Posted in Iraq | 3 Comments

Larry Lessig Has a Good Idea

OK, so the headline is a bit like, “Dog Bites Man”.

But I really think this idea of Larry Lessig’s deserves take-up: CARE packages for Iraq as means to reduce post-war Iraqi anger at the US.

The only problem I can see offhand is that from what I read, the real problems in Iraq are infrastructural, e.g. the electricity keeps going off and people are trying to blow up the pipelines. That stuff won’t fit in a CARE package. But perhaps there are real shortages of things we could fit in a box. And, even if there are not shortages, perhaps it is the thought that counts.

And, of course, we need to get to the post-war…

Posted in Iraq | 8 Comments

Cut and Run Before the Next Election?

The not utterly reliable Times of London says there is a secret plan to end the war — by leaving Iraq before 2008.

American and Iraqi officials have set a date for giving Iraq’s forces responsibility for security across the country.

Under a plan to be presented to the UN Security Council next month, the Iraqi Government would assume authority from coalition troops by the end of next year.

Only hours after Donald Rumsfeld was replaced as US Defence Secretary, American, British and Iraqi officials spoke openly about accelerating the handover process.

If, as increasingly seems to be the case, our troops are not actually doing any good and are being pounded for it, then ignominious retreat is the right thing to do. And I’d just as soon it be done sooner rather than later. On the other hand, I accept that having wrongly invaded and created a mess brings with it some moral duty to try to sort it out if there seems a way that can be achieved.
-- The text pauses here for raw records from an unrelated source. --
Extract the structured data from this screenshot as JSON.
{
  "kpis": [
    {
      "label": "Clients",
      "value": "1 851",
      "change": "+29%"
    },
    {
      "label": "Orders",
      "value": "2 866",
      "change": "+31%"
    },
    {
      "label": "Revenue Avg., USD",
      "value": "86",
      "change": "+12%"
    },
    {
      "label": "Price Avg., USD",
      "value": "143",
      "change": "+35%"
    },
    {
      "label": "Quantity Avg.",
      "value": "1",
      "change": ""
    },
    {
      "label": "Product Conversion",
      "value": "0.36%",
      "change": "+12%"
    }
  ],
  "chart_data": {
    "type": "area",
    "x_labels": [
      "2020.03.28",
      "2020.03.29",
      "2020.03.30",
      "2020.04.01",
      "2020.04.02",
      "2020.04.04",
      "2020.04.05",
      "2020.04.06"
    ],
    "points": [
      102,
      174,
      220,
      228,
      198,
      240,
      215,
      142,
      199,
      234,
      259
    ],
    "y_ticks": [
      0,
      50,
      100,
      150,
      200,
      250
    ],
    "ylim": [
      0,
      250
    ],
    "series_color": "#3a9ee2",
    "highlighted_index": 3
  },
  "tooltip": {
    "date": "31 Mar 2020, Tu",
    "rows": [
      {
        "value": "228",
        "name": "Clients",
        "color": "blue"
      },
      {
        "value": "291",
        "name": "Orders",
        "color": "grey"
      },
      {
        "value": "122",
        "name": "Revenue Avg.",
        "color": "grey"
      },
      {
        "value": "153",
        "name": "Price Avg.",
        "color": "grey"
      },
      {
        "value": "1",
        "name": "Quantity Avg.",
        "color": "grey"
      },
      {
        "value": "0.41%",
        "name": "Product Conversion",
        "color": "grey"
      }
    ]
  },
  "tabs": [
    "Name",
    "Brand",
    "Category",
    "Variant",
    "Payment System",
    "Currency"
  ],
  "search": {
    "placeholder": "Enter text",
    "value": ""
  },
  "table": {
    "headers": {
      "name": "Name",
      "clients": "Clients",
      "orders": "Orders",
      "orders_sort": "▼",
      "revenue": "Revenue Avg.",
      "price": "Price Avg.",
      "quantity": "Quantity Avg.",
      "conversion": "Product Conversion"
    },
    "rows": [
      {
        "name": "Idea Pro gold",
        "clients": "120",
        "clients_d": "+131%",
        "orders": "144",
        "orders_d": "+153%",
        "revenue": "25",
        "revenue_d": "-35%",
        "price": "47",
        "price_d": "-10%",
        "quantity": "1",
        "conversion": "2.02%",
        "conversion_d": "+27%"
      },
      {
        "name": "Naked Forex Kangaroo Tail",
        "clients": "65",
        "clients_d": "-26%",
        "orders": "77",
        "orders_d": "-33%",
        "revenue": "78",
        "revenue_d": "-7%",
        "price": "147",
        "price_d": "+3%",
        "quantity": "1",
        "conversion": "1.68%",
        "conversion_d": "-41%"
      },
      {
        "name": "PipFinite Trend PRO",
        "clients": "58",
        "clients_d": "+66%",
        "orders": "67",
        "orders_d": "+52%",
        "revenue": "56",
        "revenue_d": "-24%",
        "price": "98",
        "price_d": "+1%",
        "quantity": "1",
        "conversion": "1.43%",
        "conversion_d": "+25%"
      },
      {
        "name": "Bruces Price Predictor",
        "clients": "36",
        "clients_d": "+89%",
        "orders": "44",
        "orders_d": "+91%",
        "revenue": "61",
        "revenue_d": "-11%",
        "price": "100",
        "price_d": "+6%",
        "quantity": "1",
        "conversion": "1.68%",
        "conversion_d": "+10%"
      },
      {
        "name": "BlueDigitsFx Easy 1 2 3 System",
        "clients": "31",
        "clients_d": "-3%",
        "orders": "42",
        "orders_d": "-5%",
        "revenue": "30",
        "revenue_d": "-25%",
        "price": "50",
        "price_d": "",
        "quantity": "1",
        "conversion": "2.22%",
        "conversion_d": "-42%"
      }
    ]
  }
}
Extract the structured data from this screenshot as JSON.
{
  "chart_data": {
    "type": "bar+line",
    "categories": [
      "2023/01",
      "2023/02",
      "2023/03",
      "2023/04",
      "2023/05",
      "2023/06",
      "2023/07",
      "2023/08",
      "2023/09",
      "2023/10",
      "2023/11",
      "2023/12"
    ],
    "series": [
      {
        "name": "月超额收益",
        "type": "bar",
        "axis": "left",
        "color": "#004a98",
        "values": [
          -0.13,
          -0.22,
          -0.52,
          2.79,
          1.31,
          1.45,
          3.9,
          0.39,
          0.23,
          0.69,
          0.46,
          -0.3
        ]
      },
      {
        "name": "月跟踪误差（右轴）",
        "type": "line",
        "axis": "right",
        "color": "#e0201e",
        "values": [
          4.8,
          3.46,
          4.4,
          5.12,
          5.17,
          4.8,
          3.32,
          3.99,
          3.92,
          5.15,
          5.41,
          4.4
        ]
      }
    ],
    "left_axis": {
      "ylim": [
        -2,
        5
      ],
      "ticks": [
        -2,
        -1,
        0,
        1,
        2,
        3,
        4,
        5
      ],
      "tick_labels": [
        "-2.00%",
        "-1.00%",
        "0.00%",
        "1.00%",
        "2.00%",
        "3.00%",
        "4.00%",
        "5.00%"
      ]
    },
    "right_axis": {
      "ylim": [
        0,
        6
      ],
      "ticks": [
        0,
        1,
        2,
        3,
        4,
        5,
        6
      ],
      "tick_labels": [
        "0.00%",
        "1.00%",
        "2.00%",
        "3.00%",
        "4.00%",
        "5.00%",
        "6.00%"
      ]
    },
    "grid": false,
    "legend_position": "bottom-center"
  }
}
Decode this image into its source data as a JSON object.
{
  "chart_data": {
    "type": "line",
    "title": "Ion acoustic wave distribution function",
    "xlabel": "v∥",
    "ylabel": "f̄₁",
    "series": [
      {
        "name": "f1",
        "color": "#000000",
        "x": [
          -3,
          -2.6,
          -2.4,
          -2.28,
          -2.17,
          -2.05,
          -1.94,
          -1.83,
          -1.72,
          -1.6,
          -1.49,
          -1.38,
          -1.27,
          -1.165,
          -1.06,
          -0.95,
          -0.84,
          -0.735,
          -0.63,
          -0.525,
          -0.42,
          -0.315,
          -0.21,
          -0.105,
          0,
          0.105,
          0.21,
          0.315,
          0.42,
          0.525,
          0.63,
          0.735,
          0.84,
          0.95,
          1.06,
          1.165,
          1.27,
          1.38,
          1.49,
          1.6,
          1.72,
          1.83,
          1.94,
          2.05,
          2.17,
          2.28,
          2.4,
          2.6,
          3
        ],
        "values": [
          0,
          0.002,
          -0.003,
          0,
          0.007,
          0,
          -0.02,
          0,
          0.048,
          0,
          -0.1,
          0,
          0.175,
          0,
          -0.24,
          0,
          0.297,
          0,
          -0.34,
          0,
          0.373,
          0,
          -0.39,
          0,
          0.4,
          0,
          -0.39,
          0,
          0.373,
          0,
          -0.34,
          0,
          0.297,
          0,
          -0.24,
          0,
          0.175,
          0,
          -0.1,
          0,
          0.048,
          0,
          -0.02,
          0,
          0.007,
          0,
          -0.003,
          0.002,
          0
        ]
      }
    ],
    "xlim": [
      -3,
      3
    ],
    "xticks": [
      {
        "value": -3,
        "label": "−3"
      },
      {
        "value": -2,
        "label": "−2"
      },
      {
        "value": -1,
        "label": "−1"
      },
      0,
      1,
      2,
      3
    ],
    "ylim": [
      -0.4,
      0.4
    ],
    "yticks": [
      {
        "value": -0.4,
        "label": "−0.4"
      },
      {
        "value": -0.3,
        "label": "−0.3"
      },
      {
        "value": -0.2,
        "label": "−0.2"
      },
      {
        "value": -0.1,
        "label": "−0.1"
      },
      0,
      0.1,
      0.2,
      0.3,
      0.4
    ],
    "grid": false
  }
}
At present, however, I don’t know anyone who knows how to do that.

On the radio yesterday, someone said that a majority of the American people no longer support the Iraq war. However, a majority also don’t support pulling out. That will change as casualties mount. I hope, without much hope, that the reason for staying another 12 months or more, is something more substantive than saving face, or the PR war, but is tied to achievable objectives on the ground.